A key NATO ally in the Middle East is now closer than ever to 'one-man rule'
"The early termination of my four-year term is not my choice, but the result of necessity," said Davutoglu, who previously served as Turkey's minister of foreign affairs from 2009 to 2014, in his resignation speech Thursday.
Many analysts have perceived that admission as confirmation of the political and ideological battle that has been brewing in the upper ranks of the dominant Justice and Development Party (AKP) since Davutoglu succeeded Erdogan as the party's leader in August 2014.
"This fight has been brewing for some time," Steven Cook, a senior fellow for Middle East and Africa studies at the Council on Foreign Relations, told Business Insider on Thursday. "Erdogan has been looking for a way to push Davutoglu aside."
Davutoglu's "ambivalence" about a proposed change to Turkey's constitution that would "formalize the powerful role of the president that Erdogan has forged" contributed significantly to the tension that ultimately forced Davutoglu's hand, Cook said.
He added: "I don't recall an episode like this before, though of course there were four coups in Turkey. This is significantly different, however."

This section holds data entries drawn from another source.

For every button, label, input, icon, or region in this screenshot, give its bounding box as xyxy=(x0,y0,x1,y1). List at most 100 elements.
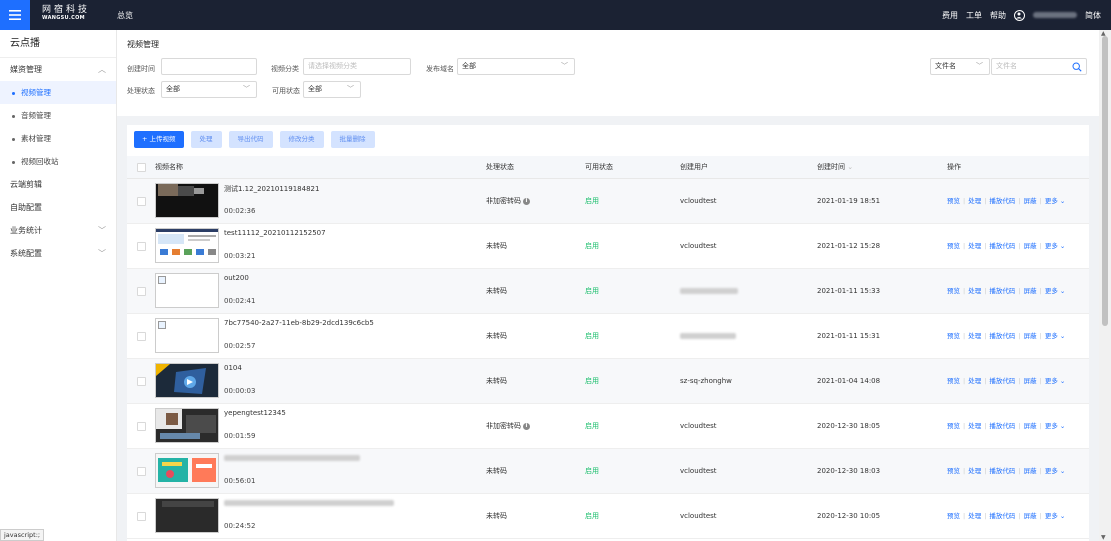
more-dropdown[interactable]: 更多 ⌄ xyxy=(1045,197,1066,205)
nav-overview-link[interactable]: 总览 xyxy=(117,10,133,21)
play-code-link[interactable]: 播放代码 xyxy=(989,242,1015,250)
table-row[interactable]: 7bc77540-2a27-11eb-8b29-2dcd139c6cb5 00:… xyxy=(127,314,1089,359)
domain-select[interactable]: 全部 ﹀ xyxy=(457,58,575,75)
process-link[interactable]: 处理 xyxy=(968,197,981,205)
preview-link[interactable]: 预览 xyxy=(947,422,960,430)
process-link[interactable]: 处理 xyxy=(968,467,981,475)
export-code-button[interactable]: 导出代码 xyxy=(228,131,273,148)
preview-link[interactable]: 预览 xyxy=(947,287,960,295)
modify-category-button[interactable]: 修改分类 xyxy=(279,131,324,148)
block-link[interactable]: 屏蔽 xyxy=(1024,467,1037,475)
play-code-link[interactable]: 播放代码 xyxy=(989,287,1015,295)
block-link[interactable]: 屏蔽 xyxy=(1024,377,1037,385)
row-checkbox[interactable] xyxy=(137,242,146,251)
more-dropdown[interactable]: 更多 ⌄ xyxy=(1045,242,1066,250)
sort-icon[interactable]: ⌄ xyxy=(847,163,853,171)
column-header-time[interactable]: 创建时间 ⌄ xyxy=(817,156,853,179)
sidebar-group-self-config[interactable]: 自助配置 xyxy=(0,196,116,219)
search-icon[interactable] xyxy=(1072,62,1082,72)
block-link[interactable]: 屏蔽 xyxy=(1024,332,1037,340)
video-thumbnail[interactable] xyxy=(155,318,219,353)
video-thumbnail[interactable] xyxy=(155,408,219,443)
video-name[interactable]: test11112_20210112152507 xyxy=(224,229,326,237)
row-checkbox[interactable] xyxy=(137,512,146,521)
play-code-link[interactable]: 播放代码 xyxy=(989,422,1015,430)
row-checkbox[interactable] xyxy=(137,422,146,431)
process-link[interactable]: 处理 xyxy=(968,332,981,340)
row-checkbox[interactable] xyxy=(137,287,146,296)
preview-link[interactable]: 预览 xyxy=(947,512,960,520)
nav-help-link[interactable]: 帮助 xyxy=(990,10,1006,21)
user-avatar-icon[interactable] xyxy=(1014,9,1025,21)
preview-link[interactable]: 预览 xyxy=(947,197,960,205)
process-link[interactable]: 处理 xyxy=(968,377,981,385)
video-thumbnail[interactable] xyxy=(155,453,219,488)
sidebar-item-video-recycle-bin[interactable]: 视频回收站 xyxy=(0,150,116,173)
video-thumbnail[interactable] xyxy=(155,183,219,218)
process-button[interactable]: 处理 xyxy=(190,131,222,148)
sidebar-item-video-management[interactable]: 视频管理 xyxy=(0,81,116,104)
scroll-down-icon[interactable]: ▼ xyxy=(1101,534,1106,541)
process-link[interactable]: 处理 xyxy=(968,512,981,520)
preview-link[interactable]: 预览 xyxy=(947,332,960,340)
sidebar-group-business-stats[interactable]: 业务统计 ﹀ xyxy=(0,219,116,242)
available-status-select[interactable]: 全部 ﹀ xyxy=(303,81,361,98)
table-row[interactable]: 测试1.12_20210119184821 00:02:36 非加密转码 i 启用… xyxy=(127,179,1089,224)
table-row[interactable]: yepengtest12345 00:01:59 非加密转码 i 启用 vclou… xyxy=(127,404,1089,449)
preview-link[interactable]: 预览 xyxy=(947,467,960,475)
sidebar-item-material-management[interactable]: 素材管理 xyxy=(0,127,116,150)
menu-toggle-button[interactable] xyxy=(0,0,30,30)
video-thumbnail[interactable] xyxy=(155,273,219,308)
table-row[interactable]: 00:56:01 未转码 启用 vcloudtest 2020-12-30 18… xyxy=(127,449,1089,494)
search-input[interactable]: 文件名 xyxy=(991,58,1087,75)
video-name[interactable]: 0104 xyxy=(224,364,242,372)
preview-link[interactable]: 预览 xyxy=(947,242,960,250)
more-dropdown[interactable]: 更多 ⌄ xyxy=(1045,512,1066,520)
nav-tickets-link[interactable]: 工单 xyxy=(966,10,982,21)
process-link[interactable]: 处理 xyxy=(968,242,981,250)
video-thumbnail[interactable] xyxy=(155,228,219,263)
table-row[interactable]: out200 00:02:41 未转码 启用 2021-01-11 15:33 … xyxy=(127,269,1089,314)
more-dropdown[interactable]: 更多 ⌄ xyxy=(1045,332,1066,340)
upload-video-button[interactable]: + 上传视频 xyxy=(134,131,184,148)
video-thumbnail[interactable] xyxy=(155,498,219,533)
nav-billing-link[interactable]: 费用 xyxy=(942,10,958,21)
row-checkbox[interactable] xyxy=(137,197,146,206)
block-link[interactable]: 屏蔽 xyxy=(1024,242,1037,250)
video-name[interactable]: yepengtest12345 xyxy=(224,409,286,417)
scrollbar-thumb[interactable] xyxy=(1102,36,1108,326)
info-icon[interactable]: i xyxy=(523,422,530,430)
row-checkbox[interactable] xyxy=(137,377,146,386)
sidebar-group-media[interactable]: 媒资管理 ︿ xyxy=(0,58,116,81)
block-link[interactable]: 屏蔽 xyxy=(1024,422,1037,430)
process-status-select[interactable]: 全部 ﹀ xyxy=(161,81,257,98)
process-link[interactable]: 处理 xyxy=(968,287,981,295)
sidebar-group-cloud-editing[interactable]: 云端剪辑 xyxy=(0,173,116,196)
more-dropdown[interactable]: 更多 ⌄ xyxy=(1045,422,1066,430)
play-code-link[interactable]: 播放代码 xyxy=(989,467,1015,475)
row-checkbox[interactable] xyxy=(137,467,146,476)
select-all-checkbox[interactable] xyxy=(137,163,146,172)
language-switch[interactable]: 简体 xyxy=(1085,10,1101,21)
preview-link[interactable]: 预览 xyxy=(947,377,960,385)
more-dropdown[interactable]: 更多 ⌄ xyxy=(1045,377,1066,385)
block-link[interactable]: 屏蔽 xyxy=(1024,287,1037,295)
play-code-link[interactable]: 播放代码 xyxy=(989,512,1015,520)
block-link[interactable]: 屏蔽 xyxy=(1024,197,1037,205)
row-checkbox[interactable] xyxy=(137,332,146,341)
video-name[interactable]: 测试1.12_20210119184821 xyxy=(224,184,319,194)
video-name[interactable] xyxy=(224,499,394,507)
brand-logo[interactable]: 网宿科技 WANGSU.COM xyxy=(42,5,98,25)
sidebar-group-system-config[interactable]: 系统配置 ﹀ xyxy=(0,242,116,265)
page-scrollbar[interactable]: ▲ ▼ xyxy=(1099,30,1111,541)
play-code-link[interactable]: 播放代码 xyxy=(989,197,1015,205)
create-time-input[interactable] xyxy=(161,58,257,75)
search-field-select[interactable]: 文件名 ﹀ xyxy=(930,58,990,75)
table-row[interactable]: test11112_20210112152507 00:03:21 未转码 启用… xyxy=(127,224,1089,269)
table-row[interactable]: 0104 00:00:03 未转码 启用 sz-sq-zhonghw 2021-… xyxy=(127,359,1089,404)
play-code-link[interactable]: 播放代码 xyxy=(989,377,1015,385)
more-dropdown[interactable]: 更多 ⌄ xyxy=(1045,467,1066,475)
table-row[interactable]: 00:24:52 未转码 启用 vcloudtest 2020-12-30 10… xyxy=(127,494,1089,539)
video-thumbnail[interactable] xyxy=(155,363,219,398)
process-link[interactable]: 处理 xyxy=(968,422,981,430)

"Never before in this system has one person amassed so much power in his hands as Erdogan has," Soner Cagaptay, director of the Turkish Research Program at the Washington Institute for Near East Policy,told the Washington Post on Thursday.If he continues down this path, Cagaptay said, "it will render the country so brittle politically that when Erdogan leaves office one day, there will be nearly no institutions left standing to keep the country together."
Aaron Stein, an expert on Turkey and senior fellow at the Atlantic Council, said that the executive presidential system Erdogan has been pushing for ever since he ascended to the presidency in 2014 "is not comparable to anything in the west."